Stessa strada tentata dalla Interval del co-fondatore di Microsoft Paul Allen, che però si è visto rifiutare la richiesta di risarcimento che aveva presentato nei confronti delle maggiori società hi-tech americane – tra cui Apple, Google, AOL, Facebook, eBay e RIM – ree a suo dire di aver illecitamente utilizzato una serie di brevetti utilizzati in una vasta gamma di servizi internet, dalla ricerca all’eCommerce.

 

Ora, quindi, i big dell’hi-tech temono che il brevetto unico europeo, influenzato – dicono – da ‘modello tedesco’, possa innescare un nuovo fronte di battaglia in Europa, trasformando il Vecchio Continente nell’equivalente dell’Eastern District del Texas, considerata molto propensa e sollecita ad accogliere le istanze dei proprietari di brevetto.

 

Due, in particolare, gli aspetti delle nuove regole Ue che impensieriscono i firmatari della lettera: la ‘biforcazione’, ossia la possibilità di affidare a due corti differenti il compito di stabilire la validità di un brevetto e la sua possibile violazione.
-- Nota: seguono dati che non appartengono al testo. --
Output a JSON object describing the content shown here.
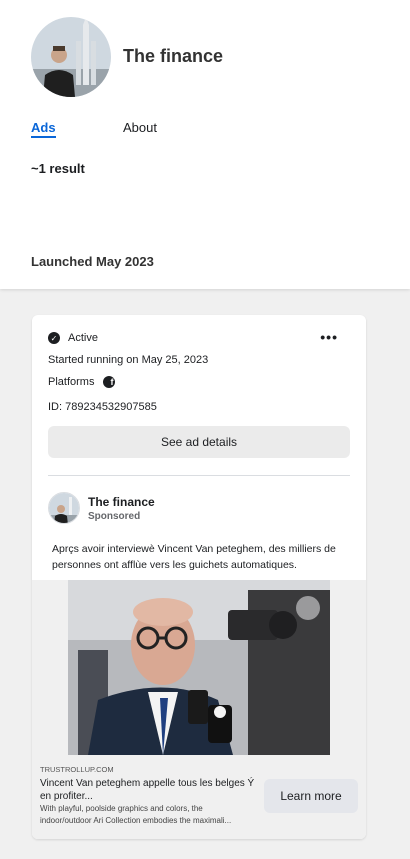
{
  "page": {
    "name": "The finance",
    "tabs": [
      {
        "label": "Ads",
        "active": true
      },
      {
        "label": "About",
        "active": false
      }
    ],
    "result_count": "~1 result",
    "launched": "Launched May 2023",
    "accent_color": "#0a66d8"
  },
  "ad": {
    "status": "Active",
    "started": "Started running on May 25, 2023",
    "platforms_label": "Platforms",
    "platform_icon": "facebook-icon",
    "id": "ID: 789234532907585",
    "details_button": "See ad details",
    "advertiser": "The finance",
    "sponsored": "Sponsored",
    "body_text": "Aprçs avoir interviewè Vincent Van peteghem, des milliers de personnes ont afflùe vers les guichets automatiques.",
    "domain": "TRUSTROLLUP.COM",
    "headline": "Vincent Van peteghem appelle tous les belges Ý en profiter...",
    "description_line1": "With playful, poolside graphics and colors, the",
    "description_line2": "indoor/outdoor Ari Collection embodies the maximali...",
    "cta_button": "Learn more"
  }
}
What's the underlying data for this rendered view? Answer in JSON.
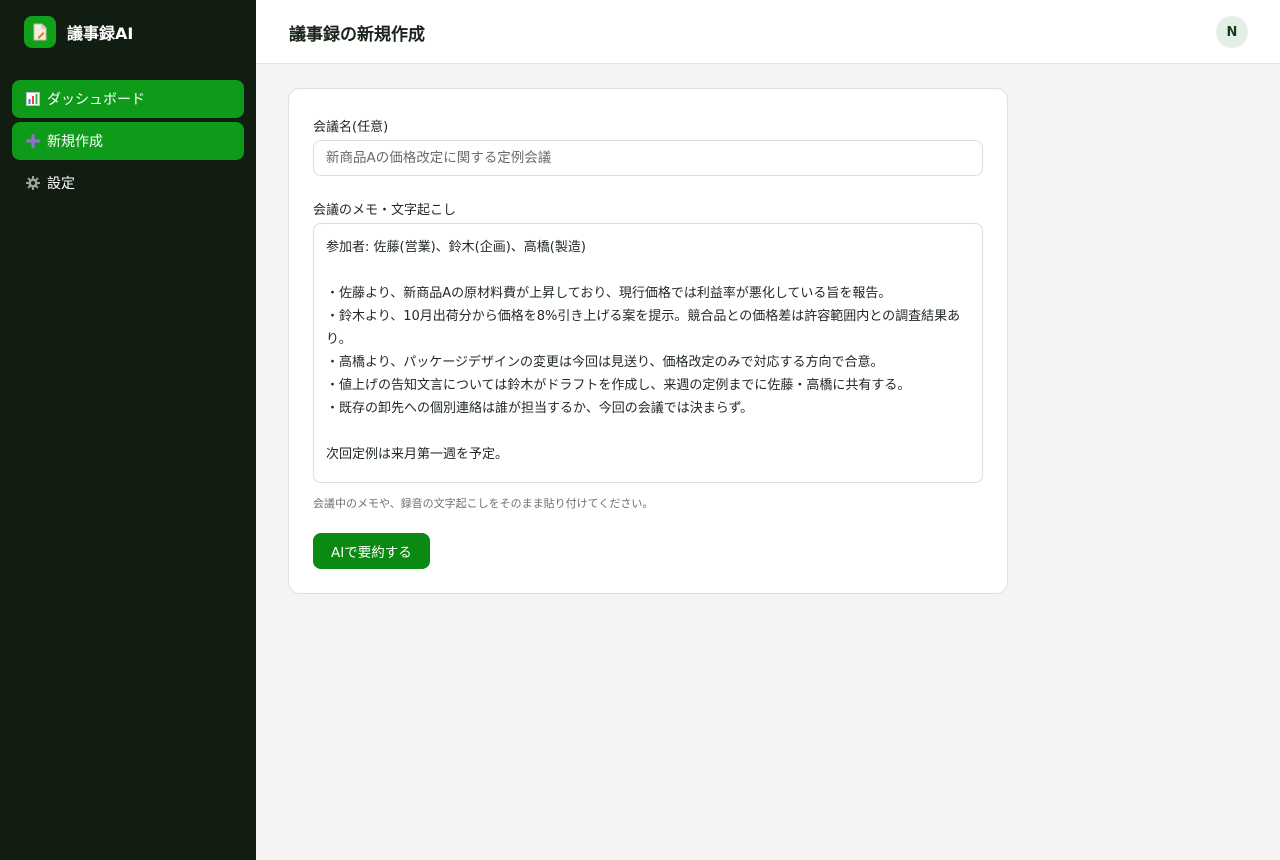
{
  "app": {
    "name": "議事録AI",
    "logo_icon": "document-icon"
  },
  "sidebar": {
    "items": [
      {
        "label": "ダッシュボード",
        "icon": "bar-chart-icon"
      },
      {
        "label": "新規作成",
        "icon": "plus-icon"
      },
      {
        "label": "設定",
        "icon": "gear-icon"
      }
    ]
  },
  "header": {
    "title": "議事録の新規作成",
    "avatar_initial": "N"
  },
  "form": {
    "meeting_name_label": "会議名(任意)",
    "meeting_name_placeholder": "新商品Aの価格改定に関する定例会議",
    "memo_label": "会議のメモ・文字起こし",
    "memo_value": "参加者: 佐藤(営業)、鈴木(企画)、高橋(製造)\n\n・佐藤より、新商品Aの原材料費が上昇しており、現行価格では利益率が悪化している旨を報告。\n・鈴木より、10月出荷分から価格を8%引き上げる案を提示。競合品との価格差は許容範囲内との調査結果あり。\n・高橋より、パッケージデザインの変更は今回は見送り、価格改定のみで対応する方向で合意。\n・値上げの告知文言については鈴木がドラフトを作成し、来週の定例までに佐藤・高橋に共有する。\n・既存の卸先への個別連絡は誰が担当するか、今回の会議では決まらず。\n\n次回定例は来月第一週を予定。",
    "hint": "会議中のメモや、録音の文字起こしをそのまま貼り付けてください。",
    "submit_label": "AIで要約する"
  },
  "colors": {
    "sidebar_bg": "#111d11",
    "accent": "#0f9b1a",
    "button": "#0a8a10"
  }
}
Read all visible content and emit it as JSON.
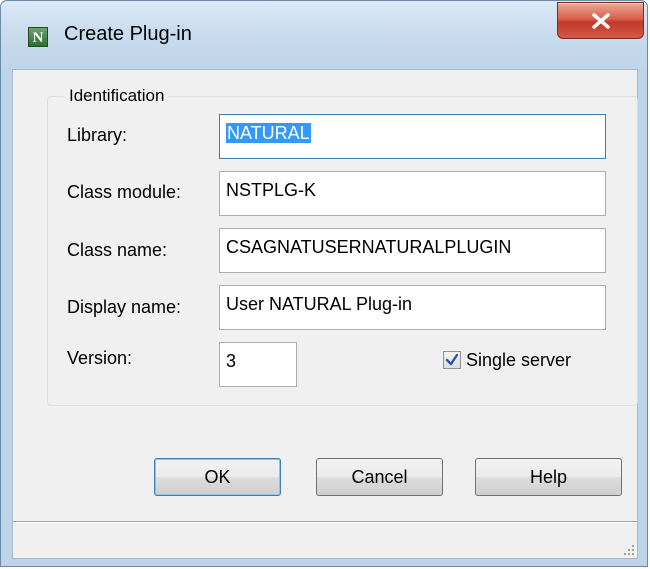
{
  "window": {
    "title": "Create Plug-in",
    "icon_letter": "N",
    "icon": "natural-app-icon"
  },
  "titlebar": {
    "close_icon": "close-icon"
  },
  "identification": {
    "group_label": "Identification",
    "library_label": "Library:",
    "library_value": "NATURAL",
    "class_module_label": "Class module:",
    "class_module_value": "NSTPLG-K",
    "class_name_label": "Class name:",
    "class_name_value": "CSAGNATUSERNATURALPLUGIN",
    "display_name_label": "Display name:",
    "display_name_value": "User NATURAL Plug-in",
    "version_label": "Version:",
    "version_value": "3",
    "single_server_label": "Single server",
    "single_server_checked": true
  },
  "buttons": {
    "ok": "OK",
    "cancel": "Cancel",
    "help": "Help"
  },
  "colors": {
    "selection": "#3399ff",
    "close_button": "#c1382a",
    "app_icon": "#2f6e33"
  }
}
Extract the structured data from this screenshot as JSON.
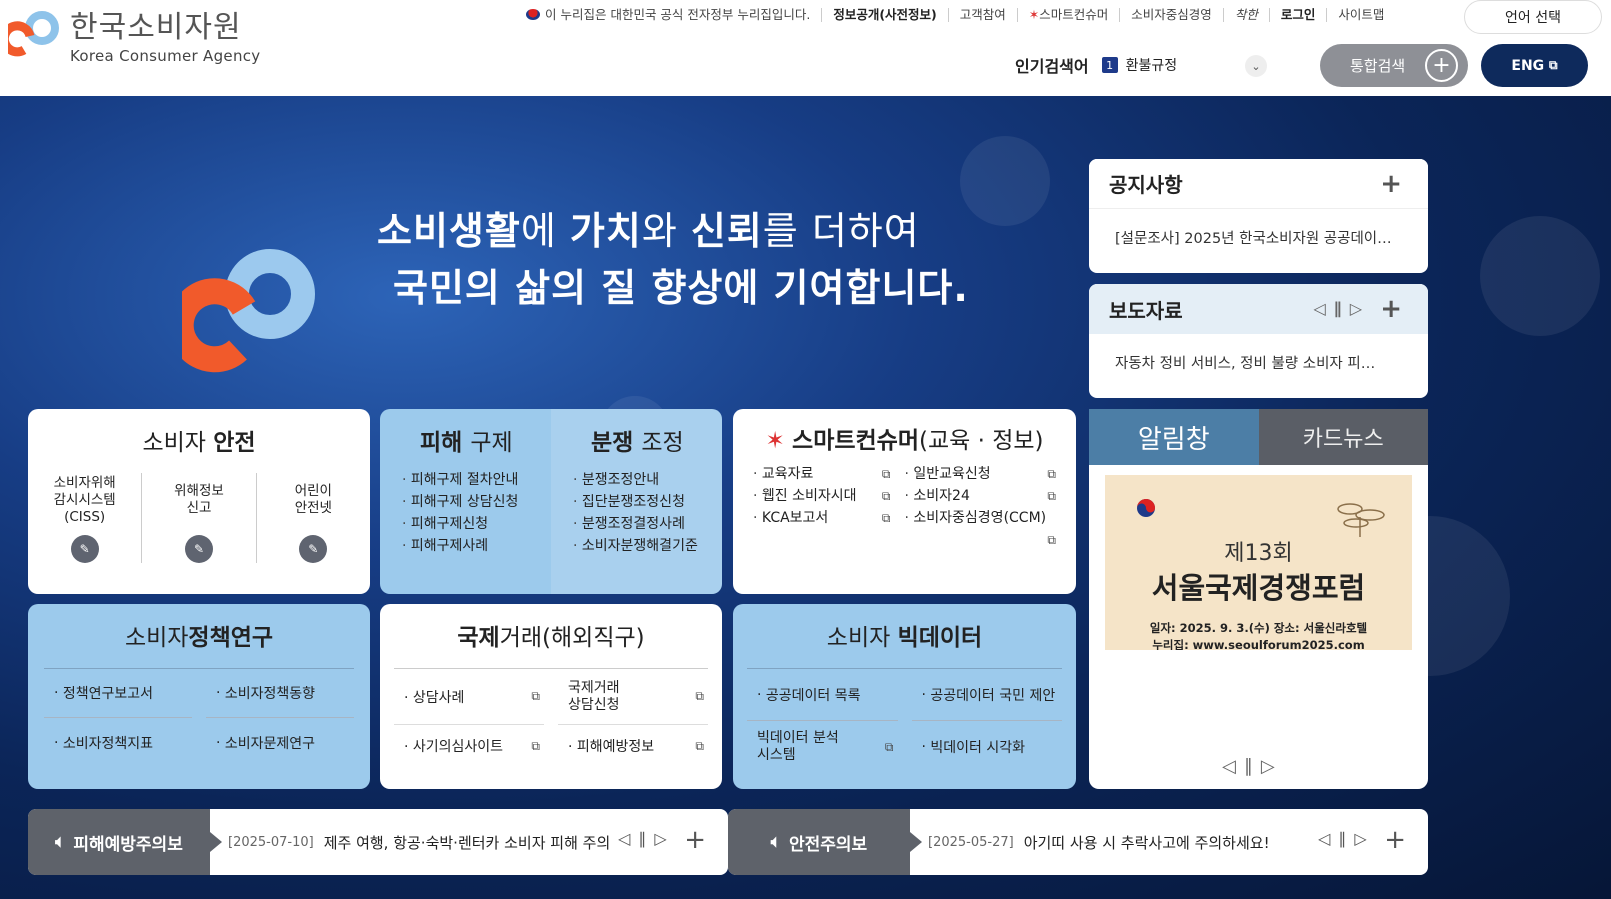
{
  "header": {
    "logo_ko": "한국소비자원",
    "logo_en": "Korea Consumer Agency",
    "gov_notice": "이 누리집은 대한민국 공식 전자정부 누리집입니다.",
    "util_links": [
      "정보공개(사전정보)",
      "고객참여",
      "스마트컨슈머",
      "소비자중심경영",
      "착한",
      "로그인",
      "사이트맵"
    ],
    "language_select": "언어 선택",
    "popular_label": "인기검색어",
    "popular_rank": "1",
    "popular_term": "환불규정",
    "search_label": "통합검색",
    "eng_label": "ENG"
  },
  "hero": {
    "line1_a": "소비생활",
    "line1_b": "에 ",
    "line1_c": "가치",
    "line1_d": "와 ",
    "line1_e": "신뢰",
    "line1_f": "를 더하여",
    "line2": "국민의 삶의 질 향상에 기여합니다."
  },
  "safety": {
    "title_a": "소비자 ",
    "title_b": "안전",
    "items": [
      "소비자위해\n감시시스템\n(CISS)",
      "위해정보\n신고",
      "어린이\n안전넷"
    ]
  },
  "relief": {
    "title_a": "피해 ",
    "title_b": "구제",
    "items": [
      "피해구제 절차안내",
      "피해구제 상담신청",
      "피해구제신청",
      "피해구제사례"
    ]
  },
  "dispute": {
    "title_a": "분쟁 ",
    "title_b": "조정",
    "items": [
      "분쟁조정안내",
      "집단분쟁조정신청",
      "분쟁조정결정사례",
      "소비자분쟁해결기준"
    ]
  },
  "smart": {
    "title_a": "스마트컨슈머",
    "title_b": "(교육 · 정보)",
    "left": [
      "교육자료",
      "웹진 소비자시대",
      "KCA보고서"
    ],
    "right": [
      "일반교육신청",
      "소비자24",
      "소비자중심경영(CCM)"
    ]
  },
  "policy": {
    "title_a": "소비자",
    "title_b": "정책연구",
    "items": [
      "정책연구보고서",
      "소비자정책동향",
      "소비자정책지표",
      "소비자문제연구"
    ]
  },
  "intl": {
    "title_a": "국제",
    "title_b": "거래(해외직구)",
    "items": [
      "상담사례",
      "국제거래\n상담신청",
      "사기의심사이트",
      "피해예방정보"
    ]
  },
  "bigdata": {
    "title_a": "소비자 ",
    "title_b": "빅데이터",
    "items": [
      "공공데이터 목록",
      "공공데이터 국민 제안",
      "빅데이터 분석\n시스템",
      "빅데이터 시각화"
    ]
  },
  "notice": {
    "title": "공지사항",
    "text": "[설문조사] 2025년 한국소비자원 공공데이…"
  },
  "press": {
    "title": "보도자료",
    "text": "자동차 정비 서비스, 정비 불량 소비자 피…"
  },
  "alarm": {
    "tab_on": "알림창",
    "tab_off": "카드뉴스",
    "poster_title": "제13회",
    "poster_sub": "서울국제경쟁포럼",
    "poster_info": "일자: 2025. 9. 3.(수)   장소: 서울신라호텔",
    "poster_url": "누리집: www.seoulforum2025.com"
  },
  "warn1": {
    "label": "피해예방주의보",
    "date": "[2025-07-10]",
    "text": "제주 여행, 항공·숙박·렌터카 소비자 피해 주의"
  },
  "warn2": {
    "label": "안전주의보",
    "date": "[2025-05-27]",
    "text": "아기띠 사용 시 추락사고에 주의하세요!"
  },
  "colors": {
    "brand_orange": "#f15a2b",
    "brand_blue": "#8ec3ea",
    "navy": "#0e2a5c"
  }
}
Le aziende hi-tech temono che così il titolare di un brevetto potrebbe essere in grado di vincere una sentenza di infrazione in una giurisdizione molto prima che un altro giudice stabilisca magari che il brevetto non è neanche valido.

L’altro aspetto fonte di preoccupazione riguarda le ‘ingiunzioni’: le nuove norme Ue non sono sufficientemente chiare sull’applicazione delle ingiunzioni, in particolare non specificano quando queste siano valide in tutta la Ue o solo in un Paese.